Since the new moon falls on the start of the month this time, I’d like to tie together my new moon divination article and my latest meditation article about the skill of forgetting.

I think one of the most difficult positions to learn to interpret in the usual Celtic Cross spread is #8, the way others see you or your situation. By definition, this card doesn’t fit the way you see things. But that’s one of the strengths of Tarot – if we can forget just long enough to consider things from a different point of view.

I wrote a while back about reading ourselves into narratives, or not. Since Tarot provides multiple narratives or snippets of narrative, it challenges us and gives us options; but a querent who sticks too closely to a single (probably predetermined) interpretation of her whole present situation and possible future courses of action isn’t really engaging with the Tarot. She’s just using it to mirror back what is already within herself.

Now, I do think Tarot is a means for self-reflection, but it’s a lot more like the funhouse maze of mirrors, or a kaleidoscope, than a simple flat mirror. It’s supposed to distort our perspective to help us see other possibilities. It’s supposed to help us forget what we know, or think we know, for a little while, and maybe imagine something different, try it on for size, and see how it might or might not relate to our current situations and choices.

Since my style of reading Tarot, and using it for reflection, depends on the querent’s interpretations of the cards and impressions of how the cards relate to or represent parts of her life, there’s a very fine line that I have to walk that involves both eliciting the instinctive, first reactions (“As soon as I saw the guy on the horse, I knew who he was!”) and challenging those ideas to help the querent expand her viewpoint and potential interpretations.

That’s where position #8 comes in. If you haven’t gotten around to the work of trying out other perspectives by this point in the reading, this card is likely to try to smack you pretty hard with a clue-by-four. Of course, the danger there is that the harder it smacks, the more you want to resist, or the more totally incomprehensible you find the intended clue.

That’s why this position is often so hard to understand. Sometimes a good reader can help you; I remember once pointing out to a friend that this position indicated other people thought he was worrying unnecessarily about a decision, that he should go ahead and do what he was thinking about. Another friend and I had been gently saying that over dinner, but seeing it there in the card helped the querent forget, just briefly, about his concerns and try to take our viewpoint.
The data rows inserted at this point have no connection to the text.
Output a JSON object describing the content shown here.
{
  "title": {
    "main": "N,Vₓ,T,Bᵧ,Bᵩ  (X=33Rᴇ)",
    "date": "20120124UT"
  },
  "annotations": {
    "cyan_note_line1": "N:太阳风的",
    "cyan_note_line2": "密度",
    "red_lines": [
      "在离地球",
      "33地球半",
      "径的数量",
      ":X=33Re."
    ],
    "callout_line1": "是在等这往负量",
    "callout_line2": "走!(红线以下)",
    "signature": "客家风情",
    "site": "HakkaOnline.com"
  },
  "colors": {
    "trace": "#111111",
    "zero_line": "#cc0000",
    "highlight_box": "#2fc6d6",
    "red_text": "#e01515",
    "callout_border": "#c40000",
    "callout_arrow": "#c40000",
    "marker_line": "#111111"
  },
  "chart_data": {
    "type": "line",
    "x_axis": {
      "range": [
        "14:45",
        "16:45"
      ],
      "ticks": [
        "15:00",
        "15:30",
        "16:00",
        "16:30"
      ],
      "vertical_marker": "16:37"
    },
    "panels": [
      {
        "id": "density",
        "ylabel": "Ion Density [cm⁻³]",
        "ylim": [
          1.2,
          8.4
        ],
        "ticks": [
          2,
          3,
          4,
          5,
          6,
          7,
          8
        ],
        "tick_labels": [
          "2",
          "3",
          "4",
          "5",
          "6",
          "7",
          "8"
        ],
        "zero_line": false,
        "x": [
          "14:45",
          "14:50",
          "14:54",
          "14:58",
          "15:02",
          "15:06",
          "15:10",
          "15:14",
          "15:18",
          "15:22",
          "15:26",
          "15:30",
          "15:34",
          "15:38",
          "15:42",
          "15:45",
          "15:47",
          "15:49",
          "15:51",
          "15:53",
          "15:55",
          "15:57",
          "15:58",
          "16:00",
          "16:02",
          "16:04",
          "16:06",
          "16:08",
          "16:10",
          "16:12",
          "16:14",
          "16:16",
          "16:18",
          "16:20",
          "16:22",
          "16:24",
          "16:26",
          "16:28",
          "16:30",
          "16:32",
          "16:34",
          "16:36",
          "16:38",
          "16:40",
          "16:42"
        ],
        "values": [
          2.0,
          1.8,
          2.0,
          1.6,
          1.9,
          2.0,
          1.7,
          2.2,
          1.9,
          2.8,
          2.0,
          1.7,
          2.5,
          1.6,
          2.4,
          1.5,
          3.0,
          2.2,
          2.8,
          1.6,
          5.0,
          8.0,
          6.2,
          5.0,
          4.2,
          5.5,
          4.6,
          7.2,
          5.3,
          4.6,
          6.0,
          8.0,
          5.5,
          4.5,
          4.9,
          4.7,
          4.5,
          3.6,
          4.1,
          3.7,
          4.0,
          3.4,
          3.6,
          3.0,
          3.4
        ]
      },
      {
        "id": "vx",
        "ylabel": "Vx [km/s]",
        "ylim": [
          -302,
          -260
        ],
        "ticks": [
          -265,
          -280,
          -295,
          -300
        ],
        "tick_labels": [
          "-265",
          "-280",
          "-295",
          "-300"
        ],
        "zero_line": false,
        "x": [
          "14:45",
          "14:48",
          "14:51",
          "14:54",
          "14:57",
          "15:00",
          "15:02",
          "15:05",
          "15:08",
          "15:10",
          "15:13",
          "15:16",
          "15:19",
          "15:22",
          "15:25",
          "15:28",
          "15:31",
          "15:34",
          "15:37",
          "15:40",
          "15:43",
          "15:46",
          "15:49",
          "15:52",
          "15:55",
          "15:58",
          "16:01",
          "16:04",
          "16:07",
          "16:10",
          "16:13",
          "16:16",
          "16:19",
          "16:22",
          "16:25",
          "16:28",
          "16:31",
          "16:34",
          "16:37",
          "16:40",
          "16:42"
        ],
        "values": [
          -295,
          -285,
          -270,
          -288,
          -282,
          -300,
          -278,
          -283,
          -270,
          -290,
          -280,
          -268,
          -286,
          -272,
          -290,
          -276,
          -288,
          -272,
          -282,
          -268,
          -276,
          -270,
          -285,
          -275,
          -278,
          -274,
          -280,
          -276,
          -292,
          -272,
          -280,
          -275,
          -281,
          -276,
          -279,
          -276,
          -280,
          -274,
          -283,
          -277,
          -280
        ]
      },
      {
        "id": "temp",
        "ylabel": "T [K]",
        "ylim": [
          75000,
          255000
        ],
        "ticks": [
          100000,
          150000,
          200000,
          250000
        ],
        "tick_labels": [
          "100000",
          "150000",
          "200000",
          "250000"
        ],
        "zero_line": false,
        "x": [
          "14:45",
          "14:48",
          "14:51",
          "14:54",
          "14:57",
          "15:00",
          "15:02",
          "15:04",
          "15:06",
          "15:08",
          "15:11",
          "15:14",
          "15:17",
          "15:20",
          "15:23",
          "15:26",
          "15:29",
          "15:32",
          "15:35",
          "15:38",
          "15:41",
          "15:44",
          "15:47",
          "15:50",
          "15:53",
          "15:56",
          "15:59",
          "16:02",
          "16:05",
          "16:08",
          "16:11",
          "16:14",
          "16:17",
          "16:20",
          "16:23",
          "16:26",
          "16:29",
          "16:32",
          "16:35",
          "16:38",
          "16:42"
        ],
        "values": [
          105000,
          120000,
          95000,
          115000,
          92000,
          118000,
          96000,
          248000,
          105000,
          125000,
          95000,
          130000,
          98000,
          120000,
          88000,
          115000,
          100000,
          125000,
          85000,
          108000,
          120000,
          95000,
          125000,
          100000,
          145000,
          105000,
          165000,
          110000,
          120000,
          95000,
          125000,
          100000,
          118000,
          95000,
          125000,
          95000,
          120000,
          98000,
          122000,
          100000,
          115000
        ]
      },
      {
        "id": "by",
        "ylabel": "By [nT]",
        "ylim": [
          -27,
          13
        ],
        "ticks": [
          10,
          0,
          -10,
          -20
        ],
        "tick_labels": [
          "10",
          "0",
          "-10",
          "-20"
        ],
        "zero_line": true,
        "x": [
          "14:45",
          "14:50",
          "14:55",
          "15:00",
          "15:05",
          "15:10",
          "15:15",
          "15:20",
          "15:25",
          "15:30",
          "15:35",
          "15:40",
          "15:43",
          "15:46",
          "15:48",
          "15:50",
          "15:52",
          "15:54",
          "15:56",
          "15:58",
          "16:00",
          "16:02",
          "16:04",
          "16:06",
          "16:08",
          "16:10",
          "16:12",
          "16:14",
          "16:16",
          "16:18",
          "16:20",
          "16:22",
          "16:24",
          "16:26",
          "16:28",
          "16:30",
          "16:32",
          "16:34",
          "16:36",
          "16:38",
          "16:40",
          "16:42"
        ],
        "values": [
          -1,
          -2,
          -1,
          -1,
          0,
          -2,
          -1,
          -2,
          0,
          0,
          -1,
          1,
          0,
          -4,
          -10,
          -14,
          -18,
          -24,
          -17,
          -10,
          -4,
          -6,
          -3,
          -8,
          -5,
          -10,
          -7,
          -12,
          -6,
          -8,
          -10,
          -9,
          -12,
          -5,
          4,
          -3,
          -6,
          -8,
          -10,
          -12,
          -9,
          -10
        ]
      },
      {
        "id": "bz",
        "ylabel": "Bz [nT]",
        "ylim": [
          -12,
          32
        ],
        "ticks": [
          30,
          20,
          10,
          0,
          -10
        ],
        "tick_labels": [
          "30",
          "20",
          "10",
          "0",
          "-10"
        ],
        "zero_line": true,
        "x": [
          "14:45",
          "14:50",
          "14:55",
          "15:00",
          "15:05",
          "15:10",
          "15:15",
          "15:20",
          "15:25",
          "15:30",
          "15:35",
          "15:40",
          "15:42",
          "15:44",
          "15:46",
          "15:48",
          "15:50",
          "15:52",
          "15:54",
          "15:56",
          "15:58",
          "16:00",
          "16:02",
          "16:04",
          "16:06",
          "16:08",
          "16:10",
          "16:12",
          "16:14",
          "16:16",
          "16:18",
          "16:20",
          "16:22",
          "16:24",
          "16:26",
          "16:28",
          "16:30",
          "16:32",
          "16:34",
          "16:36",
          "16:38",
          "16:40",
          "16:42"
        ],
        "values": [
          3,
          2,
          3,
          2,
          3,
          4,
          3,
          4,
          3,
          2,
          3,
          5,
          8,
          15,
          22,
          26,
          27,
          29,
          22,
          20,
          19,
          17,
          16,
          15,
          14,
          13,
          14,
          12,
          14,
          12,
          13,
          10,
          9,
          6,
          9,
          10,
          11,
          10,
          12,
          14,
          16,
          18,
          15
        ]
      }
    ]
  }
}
That approach requires a lot of suspension of disbelief, and it gets even harder because the outside view presented in this card is often inaccurate. People who are seeing your situation from the outside may not have all the information, or they may have particular concerns that are irrelevant to your situation. On the other hand, your own perspective is biased, too. Part of the magic of Tarot as a means for self-reflection is trying to use these differently-distorted images to help you figure out where each one is accurate or distorted, useful or an impediment, sort of like how glasses or contact lenses use distortion to cancel out your own difficulties to help you see better.

Of course, in the funhouse, even when you compare and contrast and combine the images of yourself in the short, fat mirror and the long, tall mirror, you don’t necessarily get an accurate image of yourself. It’s enough to help you see whether you’ve got spinach in your teeth, and whether your friend superglued your ears while you were sleeping, but not necessarily enough to know whether your pants are really flattering or not.

The benefit we get in return for examining these strange reflections of ourselves is that if we can forget, for just a few minutes, about what we know we look like, the wild variety of reflections gives us starting points to imagine ourselves in totally different ways. Maybe you can look tall and distinguished; maybe it wouldn’t be so bad to be round as an apple. Maybe that card in position 8 suggests that you shouldn’t always assume the best about your business partner; maybe that idealized image is a suggestion to start cutting yourself a little slack, even if you know you’re not perfect.

It doesn’t have to be perfectly, totally true, just enough to give you a different vision of your current reality and your potential future courses. If you can forget what you know and try seeing things in a different shape, you can open up a whole new range of possibilities. You have to be able to imagine something different before you can start acting on it.